Cold Spring Harbor Laboratory Professor Douglas Fearon discovered that treating pancreatic cancer with a common chemotherapy drug makes immunotherapy more effective. Folinic acid elevates levels of two anti-cancer immune molecules within pancreatic tumors: natural killer T cells and type-I interferons. In mice, this led to a more effective immune response, slower tumor growth, and longer survival.
The fight against cancer is an arms race, and one of the most effective weapons in clinicians’ arsenals is immunotherapy. Immune checkpoint therapy has become the standard for treating several types of cancer. However, the Nobel Prize-winning strategy is ineffective for most pancreatic ductal adenocarcinoma (PDAC) patients.
“Immune checkpoint therapy is only an option in rare cases of PDAC,” Cold Spring Harbor Laboratory (CSHL) Professor Douglas Fearon says. “It’s only effective for patients with a specific subtype of PDAC — that’s less than 5% of all cases.”
Until recently, it was thought that PDAC didn’t trigger any kind of immune response. In 2023, Fearon and his team confirmed the opposite. Immune cells do go on the attack. But they struggle to infiltrate the deadly tumors, which allows PDAC to avoid destruction. Now, Fearon and former CSHL postdoc Jiayun Li have discovered that a common chemotherapy supplement called folinic acid weakens the cancer’s defenses in mice. They found that folinic acid elevates levels of two anti-cancer immune molecules within PDAC: natural killer T (NKT) cells and type-I interferons. In mice, this leads to a more effective immune response, slower tumor growth, and longer survival.
“We discovered that NKT cells enabled type-I interferon to be produced and, as a consequence, adaptive immune killing and expansion of T cells would occur,” says Fearon. “T cells respond to tumors, but they typically cannot get in there unless type-I interferon is produced. Folinic acid enhances that response.”
PDAC resists immune cells, using a protective shield built from two proteins — CXCR4 and CXCL12. This defensive wall is virtually impenetrable. But when the team treated PDAC tumors with folinic acid, cracks were revealed. The resulting elevated levels of NKT cells and type-I interferons acted like trail markers, highlighting a way past PDAC’s defenses. Cancer-killing immune cells that had been kept outside the wall were able to slip into the tumor and start fighting back.

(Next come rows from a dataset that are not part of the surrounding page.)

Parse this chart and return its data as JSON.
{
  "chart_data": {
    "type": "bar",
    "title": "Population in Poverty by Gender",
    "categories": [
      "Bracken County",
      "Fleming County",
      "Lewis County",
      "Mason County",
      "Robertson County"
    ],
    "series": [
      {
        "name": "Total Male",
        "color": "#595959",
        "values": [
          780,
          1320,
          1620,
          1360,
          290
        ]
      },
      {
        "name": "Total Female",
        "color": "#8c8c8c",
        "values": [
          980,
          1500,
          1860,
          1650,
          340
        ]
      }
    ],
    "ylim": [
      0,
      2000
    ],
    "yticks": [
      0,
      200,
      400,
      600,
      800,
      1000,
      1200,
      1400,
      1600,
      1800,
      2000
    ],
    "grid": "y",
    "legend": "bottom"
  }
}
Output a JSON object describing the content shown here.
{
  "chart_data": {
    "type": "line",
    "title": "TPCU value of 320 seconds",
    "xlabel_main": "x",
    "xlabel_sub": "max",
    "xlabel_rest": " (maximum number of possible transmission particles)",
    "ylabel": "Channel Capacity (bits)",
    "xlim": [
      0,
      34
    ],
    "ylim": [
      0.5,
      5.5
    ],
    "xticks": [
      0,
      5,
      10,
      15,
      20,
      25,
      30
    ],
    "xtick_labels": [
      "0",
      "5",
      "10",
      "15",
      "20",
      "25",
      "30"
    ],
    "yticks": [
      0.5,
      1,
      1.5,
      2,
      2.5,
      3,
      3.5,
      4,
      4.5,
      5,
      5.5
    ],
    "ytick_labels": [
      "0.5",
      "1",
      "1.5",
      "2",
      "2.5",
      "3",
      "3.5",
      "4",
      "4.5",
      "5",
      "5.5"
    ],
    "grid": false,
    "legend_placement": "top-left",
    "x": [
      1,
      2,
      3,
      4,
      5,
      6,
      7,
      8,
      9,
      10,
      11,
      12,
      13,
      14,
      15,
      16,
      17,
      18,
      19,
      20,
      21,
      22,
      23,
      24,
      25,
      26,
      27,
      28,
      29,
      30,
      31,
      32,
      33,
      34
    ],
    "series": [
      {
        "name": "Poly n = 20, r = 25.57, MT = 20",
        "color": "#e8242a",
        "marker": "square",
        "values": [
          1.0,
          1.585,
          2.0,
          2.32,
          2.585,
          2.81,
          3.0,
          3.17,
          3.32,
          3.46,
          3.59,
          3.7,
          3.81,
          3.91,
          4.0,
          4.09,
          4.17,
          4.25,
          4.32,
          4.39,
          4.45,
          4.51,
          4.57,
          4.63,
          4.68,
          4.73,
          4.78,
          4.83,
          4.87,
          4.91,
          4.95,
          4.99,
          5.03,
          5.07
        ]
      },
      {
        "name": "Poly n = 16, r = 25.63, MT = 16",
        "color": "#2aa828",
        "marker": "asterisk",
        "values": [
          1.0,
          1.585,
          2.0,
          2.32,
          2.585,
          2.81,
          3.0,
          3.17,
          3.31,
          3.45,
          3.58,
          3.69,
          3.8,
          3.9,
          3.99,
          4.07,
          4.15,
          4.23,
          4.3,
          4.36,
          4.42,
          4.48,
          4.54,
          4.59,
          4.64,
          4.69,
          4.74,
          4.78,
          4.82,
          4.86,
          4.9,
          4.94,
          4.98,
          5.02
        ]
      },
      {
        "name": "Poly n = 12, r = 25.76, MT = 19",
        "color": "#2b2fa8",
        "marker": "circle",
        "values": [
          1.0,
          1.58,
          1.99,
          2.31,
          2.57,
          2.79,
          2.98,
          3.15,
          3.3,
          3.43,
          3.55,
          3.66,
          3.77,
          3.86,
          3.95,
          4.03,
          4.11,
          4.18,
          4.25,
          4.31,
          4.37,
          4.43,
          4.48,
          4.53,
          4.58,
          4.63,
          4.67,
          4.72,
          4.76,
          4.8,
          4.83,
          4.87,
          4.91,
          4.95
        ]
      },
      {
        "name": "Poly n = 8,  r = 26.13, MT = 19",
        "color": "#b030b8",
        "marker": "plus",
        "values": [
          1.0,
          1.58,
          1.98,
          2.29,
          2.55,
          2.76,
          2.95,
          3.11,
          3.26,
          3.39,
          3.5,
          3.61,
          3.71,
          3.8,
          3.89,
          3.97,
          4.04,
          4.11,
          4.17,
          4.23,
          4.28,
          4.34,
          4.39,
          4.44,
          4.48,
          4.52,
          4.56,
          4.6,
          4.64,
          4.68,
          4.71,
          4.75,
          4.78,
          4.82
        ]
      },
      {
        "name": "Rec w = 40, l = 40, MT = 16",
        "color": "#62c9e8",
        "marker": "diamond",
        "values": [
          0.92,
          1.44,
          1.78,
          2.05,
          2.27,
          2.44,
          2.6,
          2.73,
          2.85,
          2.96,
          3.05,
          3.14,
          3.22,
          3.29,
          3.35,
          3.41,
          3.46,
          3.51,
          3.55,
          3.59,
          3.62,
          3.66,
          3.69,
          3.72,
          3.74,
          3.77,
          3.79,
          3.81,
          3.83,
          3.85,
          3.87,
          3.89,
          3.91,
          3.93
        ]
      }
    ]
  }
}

The Fearon lab now aims to translate its discovery into new therapeutics. They’ve recently partnered with biotech company Autobahn Labs to develop potential drugs targeting CXCR4 and CXCL12. These may one day make immune checkpoint therapy a regular option in the fight against PDAC.
“Translating observations in mice into human therapy has been difficult,” Fearon says. “But if we’re successful, immunotherapy may one day become a viable choice for all patients with PDAC — and every other solid tumor — not just in the rare cases we see today.”